Au lendemain de l'annonce de Matignon, 130 élus alsaciens LR, UDI, LREM et membres de la société civile ont signé une déclaration "Cap vers l'Alsace!" et lancé un appel pour "une collectivité territoriale d'Alsace à statut particulier", dotée de compétences d’Etat, notamment en matière d'enseignement linguistique, économie, tourisme, formation professionnelle, bilinguisme.

Le député Eric Straumann à Paris le 9 juillet 2014
Le député Eric Straumann à Paris le 9 juillet 2014
AFP/Archives

"La population n'a pas accepté ce Grand Est", rappelle le député LR de Colmar, Eric Straumann, interrogé par l'AFP, l'un des plus farouches opposants à la réforme Hollande. "J'entends régulièrement des gens qui me disent qu'ils sont insatisfaits de cette évolution institutionnelle qui s'est faite sans leur avis et de manière anti-démocratique", insiste l'élu haut-rhinois.

Le préfet, qui doit rendre un rapport au printemps, a été chargé de "mener des réflexions sur cette question" avec une condition: la mission devra plancher "sans remettre en cause la région Grand Est", écartant ainsi l'hypothèse d'une renaissance de la région Alsace.

- 'Un message gaullien' -

Alors que Manuel Valls affirmait de façon péremptoire en octobre 2014 à l'assemblée nationale "qu'il n'y a pas de peuple alsacien", Edouard Philippe a envoyé un "message de style gaullien: Je vous ai compris!. Reste à savoir ce qu'il y aura derrière", fait remarquer Eric Straumann, favorable "à une Alsace unie" rassemblant les départements et la Région.

Cette mission est un "premier coup de canif dans le sac du Grand Est" et "une prise de conscience au sommet de l'Etat, qu'il y a un problème alsacien", se félicite-t-il mais "si on ne fait rien, on va se réveiller en France un matin, comme on s'est réveillé après les dernières élections en Corse!".

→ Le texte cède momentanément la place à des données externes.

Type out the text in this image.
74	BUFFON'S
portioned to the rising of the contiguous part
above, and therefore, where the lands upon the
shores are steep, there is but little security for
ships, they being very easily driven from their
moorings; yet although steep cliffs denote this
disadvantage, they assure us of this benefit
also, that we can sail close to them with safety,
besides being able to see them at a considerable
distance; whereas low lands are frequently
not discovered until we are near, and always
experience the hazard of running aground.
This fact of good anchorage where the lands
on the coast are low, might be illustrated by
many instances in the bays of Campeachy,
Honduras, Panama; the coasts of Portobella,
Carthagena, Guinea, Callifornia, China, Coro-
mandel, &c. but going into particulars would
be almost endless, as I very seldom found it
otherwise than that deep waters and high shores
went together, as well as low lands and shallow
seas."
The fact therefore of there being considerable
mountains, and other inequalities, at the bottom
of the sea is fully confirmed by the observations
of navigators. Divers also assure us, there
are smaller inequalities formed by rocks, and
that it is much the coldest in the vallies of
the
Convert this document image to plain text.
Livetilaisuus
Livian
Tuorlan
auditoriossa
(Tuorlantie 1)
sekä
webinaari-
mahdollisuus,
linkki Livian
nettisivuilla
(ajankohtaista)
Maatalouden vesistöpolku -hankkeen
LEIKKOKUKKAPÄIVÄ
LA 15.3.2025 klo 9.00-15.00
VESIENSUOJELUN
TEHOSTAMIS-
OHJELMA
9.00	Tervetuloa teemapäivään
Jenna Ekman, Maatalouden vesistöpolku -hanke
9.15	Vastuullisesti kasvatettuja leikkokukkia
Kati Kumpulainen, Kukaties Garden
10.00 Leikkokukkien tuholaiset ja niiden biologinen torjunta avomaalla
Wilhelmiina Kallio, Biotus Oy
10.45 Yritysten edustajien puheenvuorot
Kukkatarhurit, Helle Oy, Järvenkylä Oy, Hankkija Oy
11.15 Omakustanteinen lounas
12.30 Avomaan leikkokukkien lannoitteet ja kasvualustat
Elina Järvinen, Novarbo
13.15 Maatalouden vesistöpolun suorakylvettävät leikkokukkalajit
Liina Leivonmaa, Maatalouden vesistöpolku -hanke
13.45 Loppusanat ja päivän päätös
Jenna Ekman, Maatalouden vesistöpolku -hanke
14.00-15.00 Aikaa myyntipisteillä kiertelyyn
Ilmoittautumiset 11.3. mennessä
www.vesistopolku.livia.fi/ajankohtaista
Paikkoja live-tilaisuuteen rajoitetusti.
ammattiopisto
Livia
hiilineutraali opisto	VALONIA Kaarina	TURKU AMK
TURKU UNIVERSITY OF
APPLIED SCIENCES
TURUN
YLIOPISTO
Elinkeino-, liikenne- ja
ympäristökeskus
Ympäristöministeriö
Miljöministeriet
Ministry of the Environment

Edouard Philippe à Matigon, Paris, le 9 février 2018
Edouard Philippe à Matigon, Paris, le 9 février 2018
AFP/Archives

Sur l'Ile de Beauté, les élections territoriales de décembre ont été largement remportées par la coalition des nationalistes qui a obtenu le contrôle de la nouvelle collectivité territoriale qui remplace les conseils départementaux et la région.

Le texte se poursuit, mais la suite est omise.